My modified version is:
var emulateDOMAttrModified = {
isSupportedNatively: function () {
var supported = false;
function handler() {
supported = true;
}
document.addEventListener('DOMAttrModified', handler);
var attr = 'emulateDOMAttrModifiedTEST';
document.body.setAttribute(attr, 'foo'); // aka $('body').attr(attr, 'foo');
document.removeEventListener('DOMAttrModified', handler);
document.body.removeAttribute(attr);
return supported;
},
install: function () {
if (!this.isSupportedNatively() &&
!Element.prototype._setAttribute_before_emulateDOMAttrModified) {
Element.prototype._setAttribute_before_emulateDOMAttrModified = Element.prototype.setAttribute
Element.prototype.setAttribute = function(name, val) {
var prev = this.getAttribute(name);
val = String(val); /* since attributes do type coercion to strings,
do type coercion here too; in particular, D3 animations set x and y to a number. */
if (prev !== val) {
this._setAttribute_before_emulateDOMAttrModified(name, val);
var e = document.createEvent('MutationEvents');
e.initMutationEvent('DOMAttrModified', true, true, null, prev, val, name, 2);
this.dispatchEvent(e);
}
};
}
}
};
// Install this when loaded. No other file needs to reference this; it will just make Chrome and Safari
// support the standard same as Firefox does.

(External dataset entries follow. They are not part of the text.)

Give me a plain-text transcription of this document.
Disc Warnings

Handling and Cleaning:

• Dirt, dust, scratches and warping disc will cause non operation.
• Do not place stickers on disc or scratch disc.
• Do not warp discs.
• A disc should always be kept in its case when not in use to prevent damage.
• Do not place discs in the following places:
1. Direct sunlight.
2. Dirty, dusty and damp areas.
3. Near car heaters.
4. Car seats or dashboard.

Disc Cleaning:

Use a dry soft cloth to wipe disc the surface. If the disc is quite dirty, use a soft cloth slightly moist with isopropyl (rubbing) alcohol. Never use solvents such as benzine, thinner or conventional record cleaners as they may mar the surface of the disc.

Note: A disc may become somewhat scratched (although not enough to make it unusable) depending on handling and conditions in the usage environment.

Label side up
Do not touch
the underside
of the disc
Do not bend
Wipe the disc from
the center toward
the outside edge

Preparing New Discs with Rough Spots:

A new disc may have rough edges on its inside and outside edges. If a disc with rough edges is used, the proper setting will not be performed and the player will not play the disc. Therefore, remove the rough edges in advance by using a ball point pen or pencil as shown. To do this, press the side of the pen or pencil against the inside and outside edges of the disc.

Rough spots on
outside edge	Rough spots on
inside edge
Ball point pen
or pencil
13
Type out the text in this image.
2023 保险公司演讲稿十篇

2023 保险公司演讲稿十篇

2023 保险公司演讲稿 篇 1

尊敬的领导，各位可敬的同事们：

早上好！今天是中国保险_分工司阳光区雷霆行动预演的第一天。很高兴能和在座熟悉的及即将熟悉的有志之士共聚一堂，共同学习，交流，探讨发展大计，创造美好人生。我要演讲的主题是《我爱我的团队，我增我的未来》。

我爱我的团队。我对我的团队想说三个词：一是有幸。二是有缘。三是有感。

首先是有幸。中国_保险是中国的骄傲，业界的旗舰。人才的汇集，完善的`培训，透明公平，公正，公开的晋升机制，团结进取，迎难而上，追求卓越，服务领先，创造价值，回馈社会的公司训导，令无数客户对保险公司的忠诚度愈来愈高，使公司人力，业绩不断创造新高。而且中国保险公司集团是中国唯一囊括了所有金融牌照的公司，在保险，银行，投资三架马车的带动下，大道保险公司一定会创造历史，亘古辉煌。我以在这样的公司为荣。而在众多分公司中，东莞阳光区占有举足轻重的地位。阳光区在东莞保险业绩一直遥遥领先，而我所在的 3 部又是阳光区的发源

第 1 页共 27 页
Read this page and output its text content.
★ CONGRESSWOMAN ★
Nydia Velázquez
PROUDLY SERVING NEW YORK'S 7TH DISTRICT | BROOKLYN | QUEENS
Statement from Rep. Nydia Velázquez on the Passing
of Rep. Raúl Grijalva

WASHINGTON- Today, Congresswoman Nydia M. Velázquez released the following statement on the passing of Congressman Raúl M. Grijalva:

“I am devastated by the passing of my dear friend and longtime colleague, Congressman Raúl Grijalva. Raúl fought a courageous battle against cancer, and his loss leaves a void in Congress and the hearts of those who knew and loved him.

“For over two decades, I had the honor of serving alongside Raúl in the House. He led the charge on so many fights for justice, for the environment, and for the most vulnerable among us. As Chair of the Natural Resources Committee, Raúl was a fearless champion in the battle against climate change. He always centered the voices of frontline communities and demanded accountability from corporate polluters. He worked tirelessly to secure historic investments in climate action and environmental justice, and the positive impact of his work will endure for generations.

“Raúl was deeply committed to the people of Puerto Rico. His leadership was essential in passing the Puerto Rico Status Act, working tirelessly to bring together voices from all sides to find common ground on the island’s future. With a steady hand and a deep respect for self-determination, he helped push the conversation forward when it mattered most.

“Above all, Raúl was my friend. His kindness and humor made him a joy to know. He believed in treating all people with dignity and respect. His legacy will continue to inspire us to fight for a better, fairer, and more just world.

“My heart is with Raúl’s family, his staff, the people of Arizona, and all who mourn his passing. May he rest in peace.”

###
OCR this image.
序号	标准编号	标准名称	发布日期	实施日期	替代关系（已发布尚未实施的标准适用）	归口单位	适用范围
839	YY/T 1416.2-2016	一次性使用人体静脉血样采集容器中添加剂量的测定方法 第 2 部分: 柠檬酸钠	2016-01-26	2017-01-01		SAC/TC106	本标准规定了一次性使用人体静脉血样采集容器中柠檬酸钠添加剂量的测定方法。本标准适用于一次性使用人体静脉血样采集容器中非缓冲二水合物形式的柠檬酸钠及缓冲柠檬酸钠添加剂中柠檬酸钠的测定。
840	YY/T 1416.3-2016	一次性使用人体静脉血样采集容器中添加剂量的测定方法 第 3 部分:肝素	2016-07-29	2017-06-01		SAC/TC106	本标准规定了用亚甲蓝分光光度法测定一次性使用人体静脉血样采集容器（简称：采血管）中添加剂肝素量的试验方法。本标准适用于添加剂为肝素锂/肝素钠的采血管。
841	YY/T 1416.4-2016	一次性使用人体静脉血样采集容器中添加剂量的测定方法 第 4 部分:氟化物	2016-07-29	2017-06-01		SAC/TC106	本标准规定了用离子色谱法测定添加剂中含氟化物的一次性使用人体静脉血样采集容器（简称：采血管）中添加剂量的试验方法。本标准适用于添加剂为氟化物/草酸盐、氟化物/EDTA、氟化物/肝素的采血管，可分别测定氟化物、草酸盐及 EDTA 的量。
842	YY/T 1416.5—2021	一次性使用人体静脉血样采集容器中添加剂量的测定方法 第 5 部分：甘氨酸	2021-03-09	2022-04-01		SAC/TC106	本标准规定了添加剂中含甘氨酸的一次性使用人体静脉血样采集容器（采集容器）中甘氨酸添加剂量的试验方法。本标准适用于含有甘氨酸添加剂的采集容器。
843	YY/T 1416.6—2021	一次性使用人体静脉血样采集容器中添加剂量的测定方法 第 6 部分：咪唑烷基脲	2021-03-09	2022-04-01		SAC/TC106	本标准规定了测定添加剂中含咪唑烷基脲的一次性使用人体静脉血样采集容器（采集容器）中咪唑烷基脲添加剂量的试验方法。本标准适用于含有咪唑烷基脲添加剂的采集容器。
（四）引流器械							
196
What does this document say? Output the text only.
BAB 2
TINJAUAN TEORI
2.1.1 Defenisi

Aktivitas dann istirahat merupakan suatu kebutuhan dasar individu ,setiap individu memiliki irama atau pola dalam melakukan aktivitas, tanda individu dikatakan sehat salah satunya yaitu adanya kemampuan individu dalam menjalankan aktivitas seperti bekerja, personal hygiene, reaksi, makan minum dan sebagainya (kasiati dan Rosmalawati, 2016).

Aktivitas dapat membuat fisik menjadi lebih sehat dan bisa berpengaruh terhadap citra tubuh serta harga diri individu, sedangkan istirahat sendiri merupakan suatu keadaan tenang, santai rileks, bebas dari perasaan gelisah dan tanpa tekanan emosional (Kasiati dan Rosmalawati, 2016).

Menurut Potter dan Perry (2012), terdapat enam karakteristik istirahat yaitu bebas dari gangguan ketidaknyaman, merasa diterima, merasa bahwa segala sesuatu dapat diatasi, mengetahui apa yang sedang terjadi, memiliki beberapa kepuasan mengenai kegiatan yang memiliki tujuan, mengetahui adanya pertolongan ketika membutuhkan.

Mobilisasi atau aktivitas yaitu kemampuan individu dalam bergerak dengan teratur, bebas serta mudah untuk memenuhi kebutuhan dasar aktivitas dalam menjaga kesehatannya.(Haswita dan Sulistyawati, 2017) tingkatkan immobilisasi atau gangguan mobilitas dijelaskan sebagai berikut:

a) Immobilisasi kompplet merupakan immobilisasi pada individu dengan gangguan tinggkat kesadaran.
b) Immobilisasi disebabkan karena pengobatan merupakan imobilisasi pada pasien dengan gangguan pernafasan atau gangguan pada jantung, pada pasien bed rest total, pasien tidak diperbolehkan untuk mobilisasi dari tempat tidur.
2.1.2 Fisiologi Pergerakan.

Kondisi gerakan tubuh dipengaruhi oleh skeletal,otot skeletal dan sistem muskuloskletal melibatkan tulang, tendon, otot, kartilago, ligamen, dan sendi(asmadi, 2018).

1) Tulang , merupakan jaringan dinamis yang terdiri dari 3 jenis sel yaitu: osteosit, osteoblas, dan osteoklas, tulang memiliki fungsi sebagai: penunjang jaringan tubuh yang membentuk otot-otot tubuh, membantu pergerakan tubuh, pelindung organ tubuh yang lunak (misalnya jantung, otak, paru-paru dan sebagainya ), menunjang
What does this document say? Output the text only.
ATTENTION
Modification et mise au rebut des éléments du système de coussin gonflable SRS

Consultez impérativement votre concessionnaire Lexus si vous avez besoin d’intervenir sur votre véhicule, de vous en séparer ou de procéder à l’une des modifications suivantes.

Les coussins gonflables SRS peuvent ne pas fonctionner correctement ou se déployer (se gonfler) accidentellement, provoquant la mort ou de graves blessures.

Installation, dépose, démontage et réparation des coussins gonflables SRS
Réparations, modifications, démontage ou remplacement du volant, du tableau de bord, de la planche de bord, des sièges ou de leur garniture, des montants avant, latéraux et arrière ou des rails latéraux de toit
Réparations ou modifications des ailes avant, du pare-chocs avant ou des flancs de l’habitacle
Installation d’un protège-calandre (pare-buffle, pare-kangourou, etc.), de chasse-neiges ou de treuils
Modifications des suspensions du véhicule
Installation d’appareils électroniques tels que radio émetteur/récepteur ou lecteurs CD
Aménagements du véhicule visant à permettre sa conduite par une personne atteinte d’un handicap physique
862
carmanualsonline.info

emulateDOMAttrModified.install();
Please refer code:
https://github.com/meetselva/attrchange/blob/master/attrchange.js
'DOMAttrModified' + ('propertychange' for IE) are used there like in your case. If it's not suitable for you, the "ugly" solution that can satisfy this demand should be setInterval(function(){}, delay)
Otherwise see Sean Hogan post above.
The solution provided by #Filip is close (and may have worked at the time) but now you need to request delivery of the old attribute value.
Thus, you'll want to change :
observer.observe(element, { attributes: true, subtree: bubbles });
to this:
observer.observe(element, { attributes: true, attributeOldvalue:true, subtree: bubbles });
Otherwise, you won't see the oldValues (you'll get null instead.) This was tested in Chrome 34.0.1847.131 (Official Build 265687) m.